Re: Digital Camera Profiling
Re: Digital Camera Profiling
- Subject: Re: Digital Camera Profiling
- From: Igor <email@hidden>
- Date: Wed, 26 Sep 2001 23:36:31 +0200
John Gnaegy wrote:
Profiling is aimed at describing the behavior of a device. With a
camera, profiling describes the relationship between a color of light
entering the lens and its corresponding value written to the image
file, that's the basic idea.
Yes that'll tell us what the camera sees. But will it tell us what our
eyes see in the same circumstances? nope. Our eyes simply don't work
that way. Talking about our eyes in fact inevitably involves talking
about our vision system wich includes the brain.
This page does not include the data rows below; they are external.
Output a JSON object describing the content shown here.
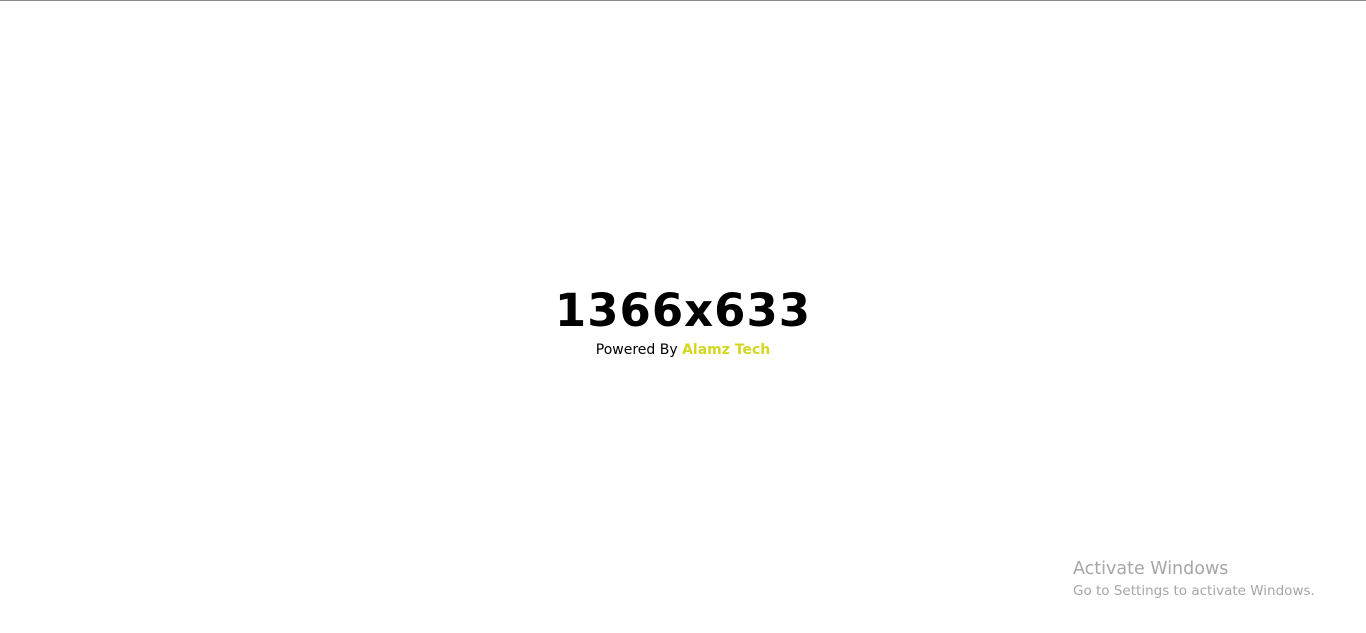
{
  "main": {
    "resolution_text": "1366x633",
    "powered_prefix": "Powered By",
    "brand_name": "Alamz Tech"
  },
  "watermark": {
    "title": "Activate Windows",
    "subtitle": "Go to Settings to activate Windows."
  },
  "colors": {
    "background": "#ffffff",
    "text": "#000000",
    "brand": "#d4d61f",
    "watermark": "#a6a6a6",
    "top_border": "#8a8a8a"
  }
}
And the brain plays
many dirty tricks on colours.
Meaning given some bits in an image file, how can I recreate on
another device (a display) what that apple would have looked like if I
had been looking over the shoulder of the photographer.
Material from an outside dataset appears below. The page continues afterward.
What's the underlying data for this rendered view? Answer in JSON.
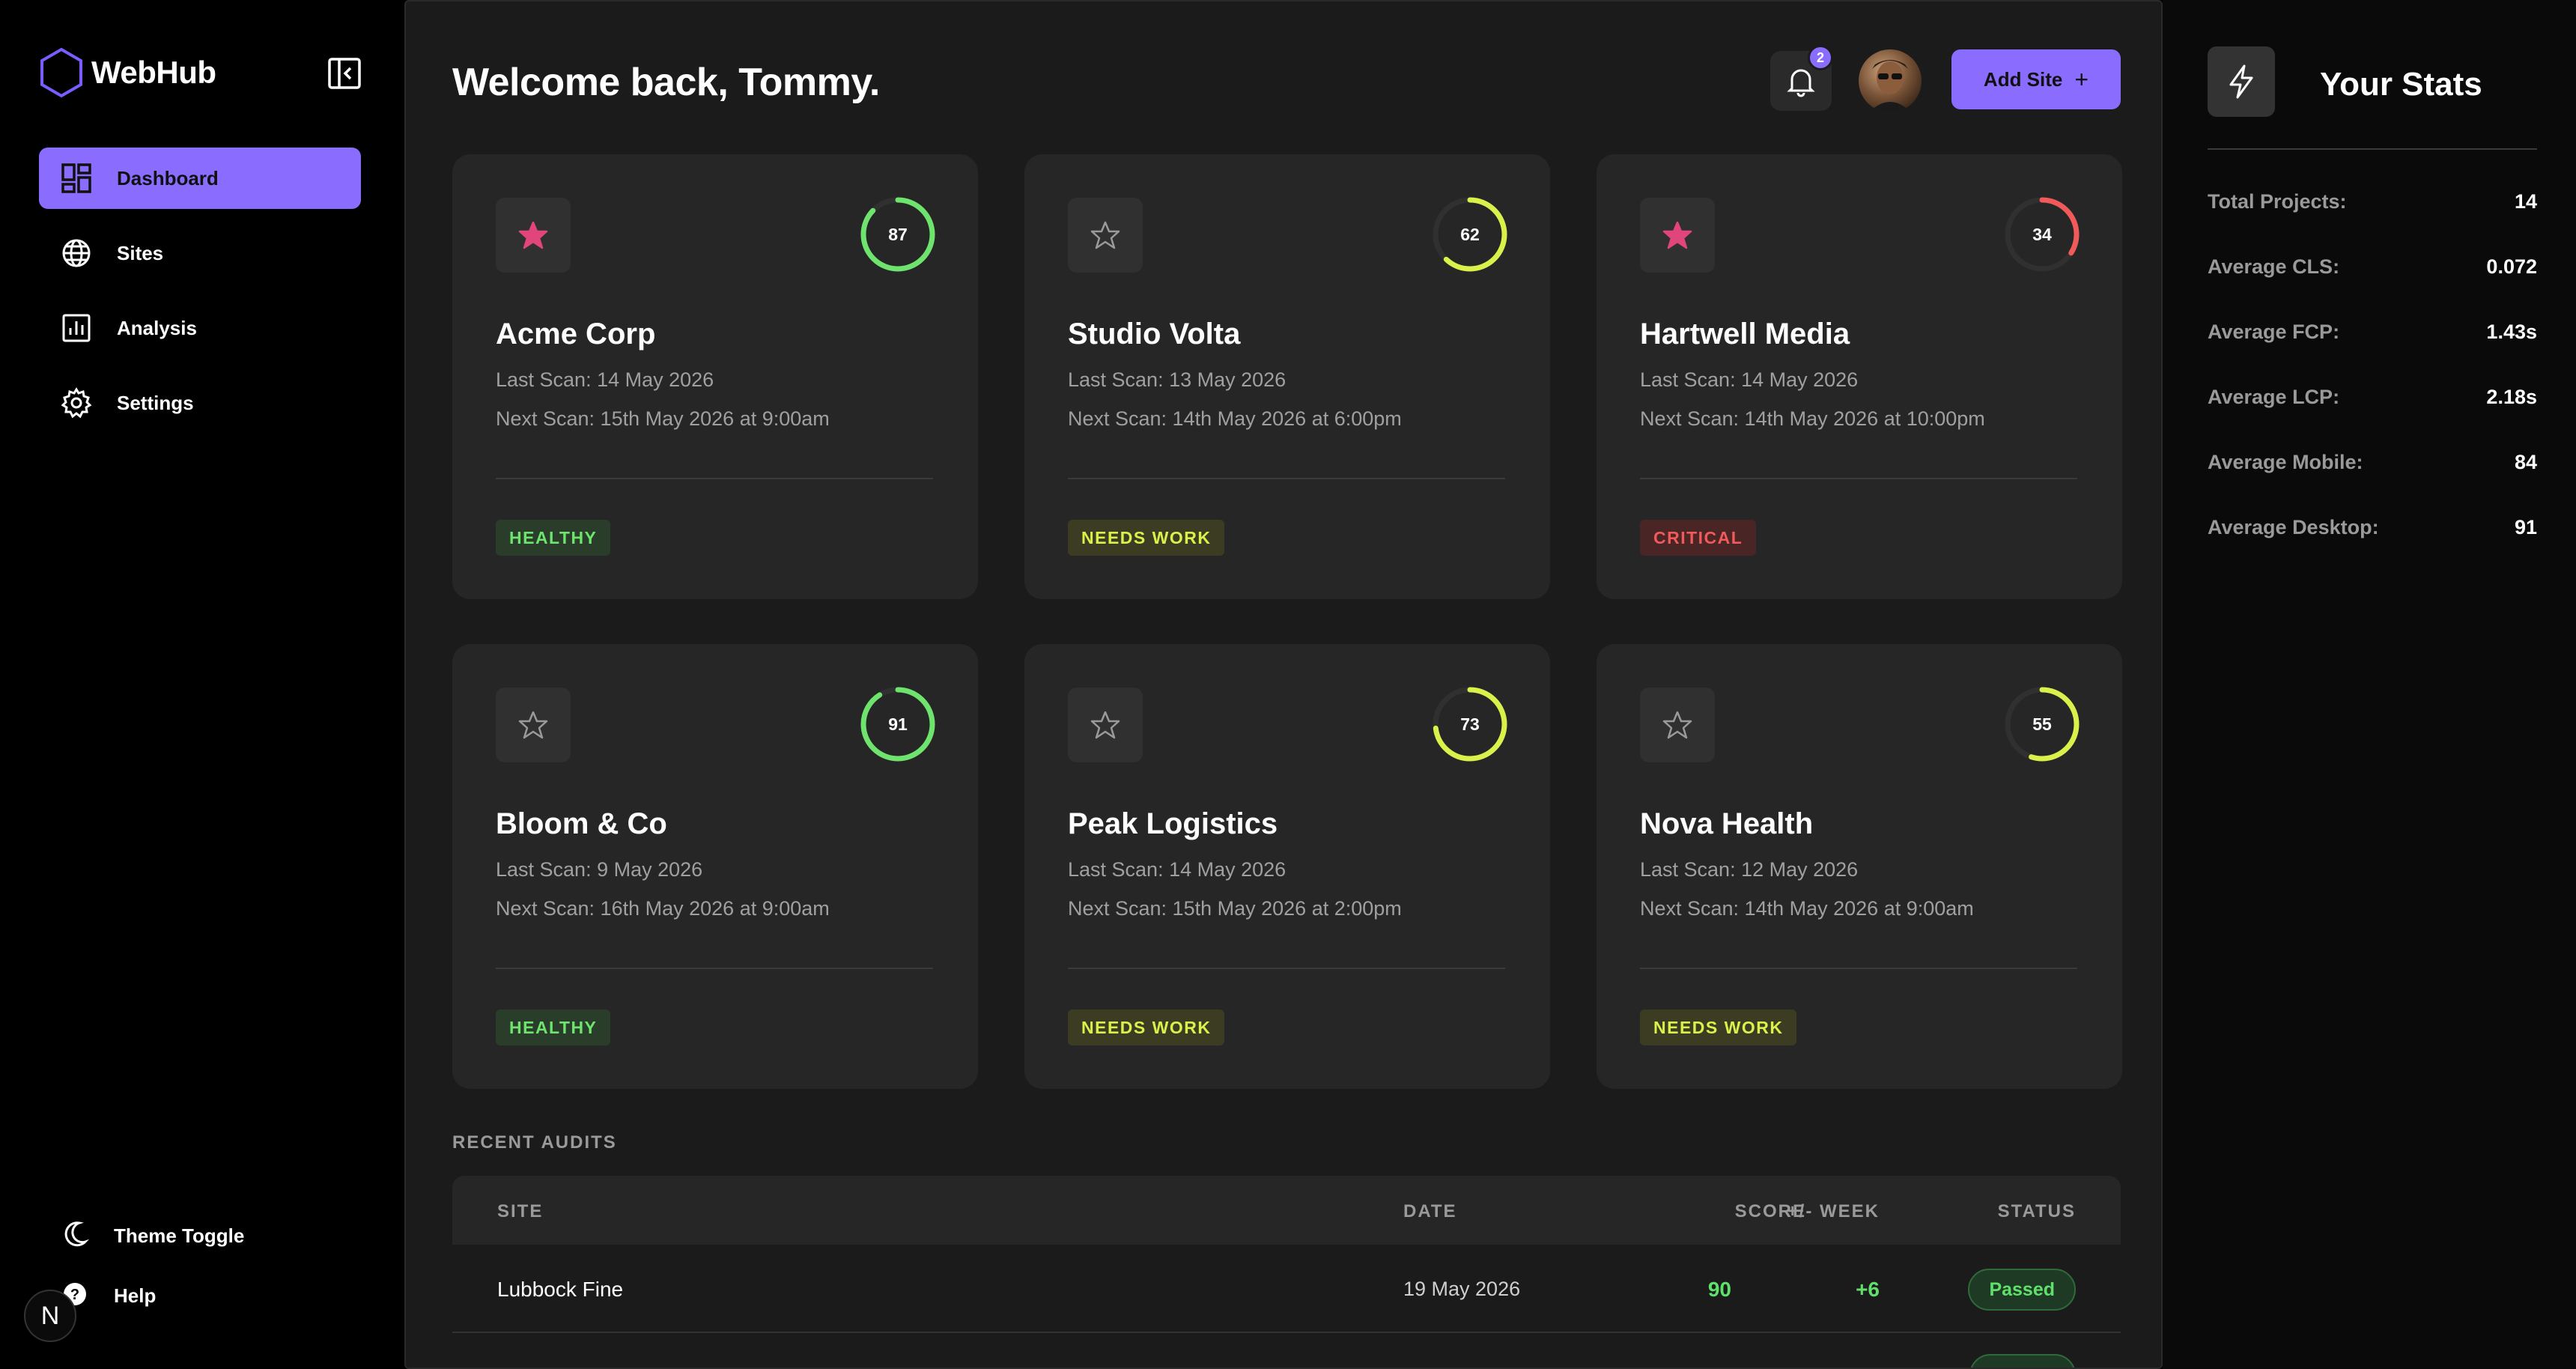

There you have it: No way you can ever recreate on a device what that
apple would have looked like if you had been looking over the shoulder
of the photographer.
One of my teachers used to say: every photo is a lie. How true that
is....
Notwithstanding an often made comparison: our vision system does not
work quite the same way a camera does. And an eye is far from being a
colorimeter.
That seems to me an exaggeration given that profiling simply describes
the device. If instead you're trying to figure out what objective
color each object in a photo is, what Pantone chip represents that
leaf, etc, then I'd agree yes, that would be a hugely complex task
since reflected light from each object affects its surrounding
objects. But that's not "profiling" in the color management sense of
the word.
If we're not trying to figure out what the 'objective' colour of an
object is. Then what are we trying to figure out?, the 'subjective'
colour?
Let's take a coca-cola can. You 'see' coca-cola red, right? You would
like to reproduce this coca-cola red on a device. But the colour is
subjective: it only exists in your brain. (This is not some wild
hypothesis, I'm talking science here. I'm talking about the essence of
colour constancy) If it only exists in you brain, how can you reproduce
it on a device? You simply can't.
But yes, you can produce an image that exactly resembles a coca-cola
can. In fact you can make many different images that all exactly
resemble a coca-cola can. But if measured, you'll find that all cans are
of different colour. In fact: you're not likely to find the exact
measured value of coca cola red In any of these images. So wich image is
true? Wich image represents the right colour(s)? It's all strictly in
the eye of the beholder.
You can make a camera profile, and it might be usefull. But you can't
use it to determine wich colours are 'right'. And isn't that what
colour-management is all about? To reproduce the 'right' colours? If a
camera is supposed to replace our eyes, we should be aware that colour
management as we know it does not apply.